10. The non-transitory computer-readable medium of claim 8 wherein the first phase corresponds to the HA pair operating with the node having the first network interface card functioning as a primary node to service requests from the application client.
11. The non-transitory computer-readable medium of claim 10 wherein the second phase corresponds to the HA pair operating with the node having the second network interface card functioning as the primary node to service requests from the application client and the transition from the node having the first network interface card to the node having the second network interface card is under control of the node having the second network interface card.
12. The non-transitory computer-readable medium of claim 11 wherein the transition is in response to a failure of one or more components of the node having the first network interface card.
13. The non-transitory computer-readable medium of claim 11 wherein the transition is in response to a scheduled event for the node having the first network interface card.
14. The non-transitory computer-readable medium of claim 8 wherein the first node of the HA pair is in a first availability zone and the second node of the HA pair is in a second availability zone.

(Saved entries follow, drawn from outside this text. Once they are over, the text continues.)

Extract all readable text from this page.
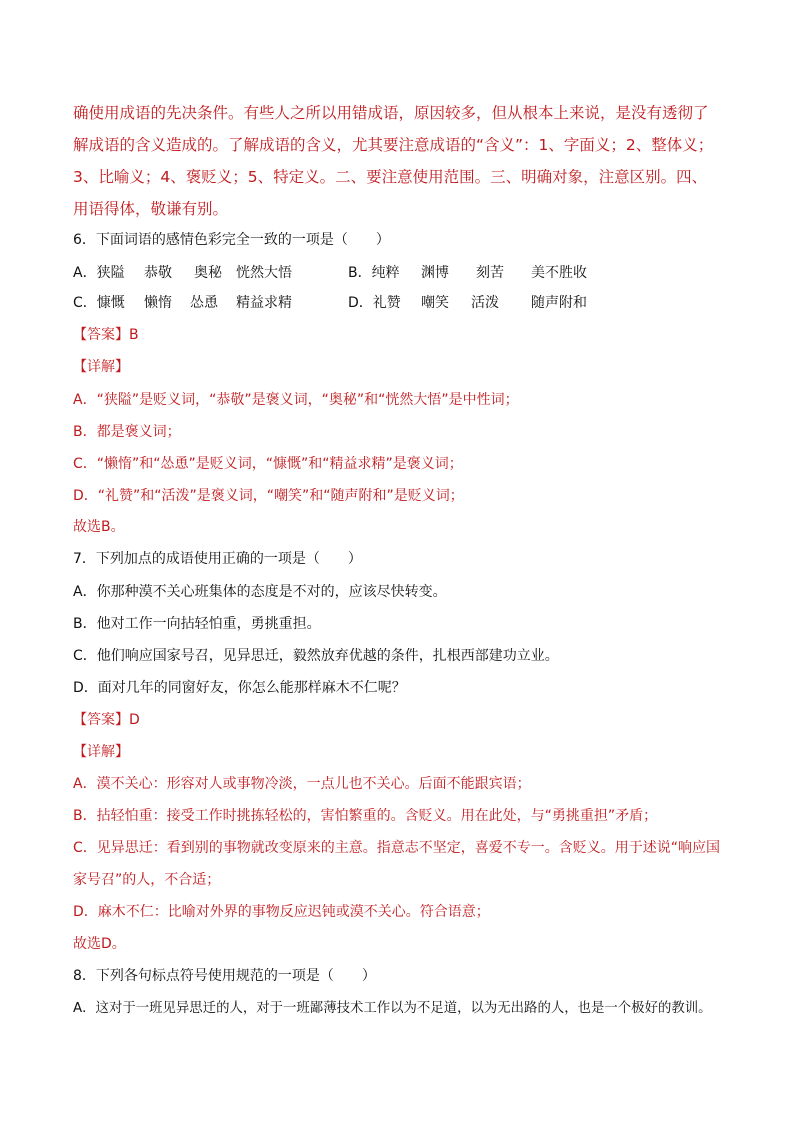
确使用成语的先决条件。有些人之所以用错成语，原因较多，但从根本上来说，是没有透彻了
解成语的含义造成的。了解成语的含义，尤其要注意成语的“含义”：1、字面义；2、整体义；
3、比喻义；4、褒贬义；5、特定义。二、要注意使用范围。三、明确对象，注意区别。四、
用语得体，敬谦有别。
6．下面词语的感情色彩完全一致的一项是（　　）
A．狭隘 恭敬 奥秘 恍然大悟	B．纯粹 渊博 刻苦 美不胜收
C．慷慨 懒惰 怂恿 精益求精	D．礼赞 嘲笑 活泼 随声附和
【答案】B
【详解】
A．“狭隘”是贬义词，“恭敬”是褒义词，“奥秘”和“恍然大悟”是中性词；
B．都是褒义词；
C．“懒惰”和“怂恿”是贬义词，“慷慨”和“精益求精”是褒义词；
D．“礼赞”和“活泼”是褒义词，“嘲笑”和“随声附和”是贬义词；
故选B。
7．下列加点的成语使用正确的一项是（　　）
A．你那种漠不关心班集体的态度是不对的，应该尽快转变。
B．他对工作一向拈轻怕重，勇挑重担。
C．他们响应国家号召，见异思迁，毅然放弃优越的条件，扎根西部建功立业。
D．面对几年的同窗好友，你怎么能那样麻木不仁呢？
【答案】D
【详解】
A．漠不关心：形容对人或事物冷淡，一点儿也不关心。后面不能跟宾语；
B．拈轻怕重：接受工作时挑拣轻松的，害怕繁重的。含贬义。用在此处，与“勇挑重担”矛盾；
C．见异思迁：看到别的事物就改变原来的主意。指意志不坚定，喜爱不专一。含贬义。用于述说“响应国
家号召”的人，不合适；
D．麻木不仁：比喻对外界的事物反应迟钝或漠不关心。符合语意；
故选D。
8．下列各句标点符号使用规范的一项是（　　）
A．这对于一班见异思迁的人，对于一班鄙薄技术工作以为不足道，以为无出路的人，也是一个极好的教训。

15. A cloud-based computing environment to provide network address migration utilizing a destination compute instance of a high availability (HA) pair to update a network configuration in a cloud computing environment, wherein the HA pair communicates with the cloud computing environment via one or more application program interfaces (APIs), the method comprising, the cloud-based computing environment configured to:
receive, during a first phase, a first request from an application client with a first node of the HA pair, the first node of the HA pair having a first network interface card corresponding to a floating logical destination address and one or more entries in one or more route tables for the cloud computing environment;
respond, during the first phase, to the first request with the first node of the HA pair utilizing a static logical network address and one or more entries in the one or more route tables for the cloud computing environment;
switch from the first phase to a second phase in response to a second node of the HA pair;
receive, during the second phase, a second request from the application client with the second node of the HA pair, the second node of the HA pair having a second network interface card based on the floating logical destination address and one or more entries in one or more route tables for the cloud computing environment; and
respond, during the second phase, to the second request with the second node of the HA pair utilizing the static logical network address and one or more entries in the one or more route tables for the cloud computing environment.
16. The method of claim 15 wherein the application client comprises an external application client that communicates with the first network interface card and the second network interface card through at least a gateway device.
17. The method of claim 15 wherein the first phase corresponds to the HA pair operating with the node having the first network interface card functioning as a primary node to service requests from the application client.
18. The method of claim 17 wherein the second phase corresponds to the HA pair operating with the node having the second network interface card functioning as the primary node to service requests from the application client and the transition from the node having the first network interface card to the node having the second network interface card is under control of the node having the second network interface card.
19. The method of claim 18 wherein the transition is in response to a failure of one or more components of the node having the first network interface card.
20. The method of claim 15 wherein the first node of the HA pair is in a first availability zone and the second node of the HA pair is in a second availability zone.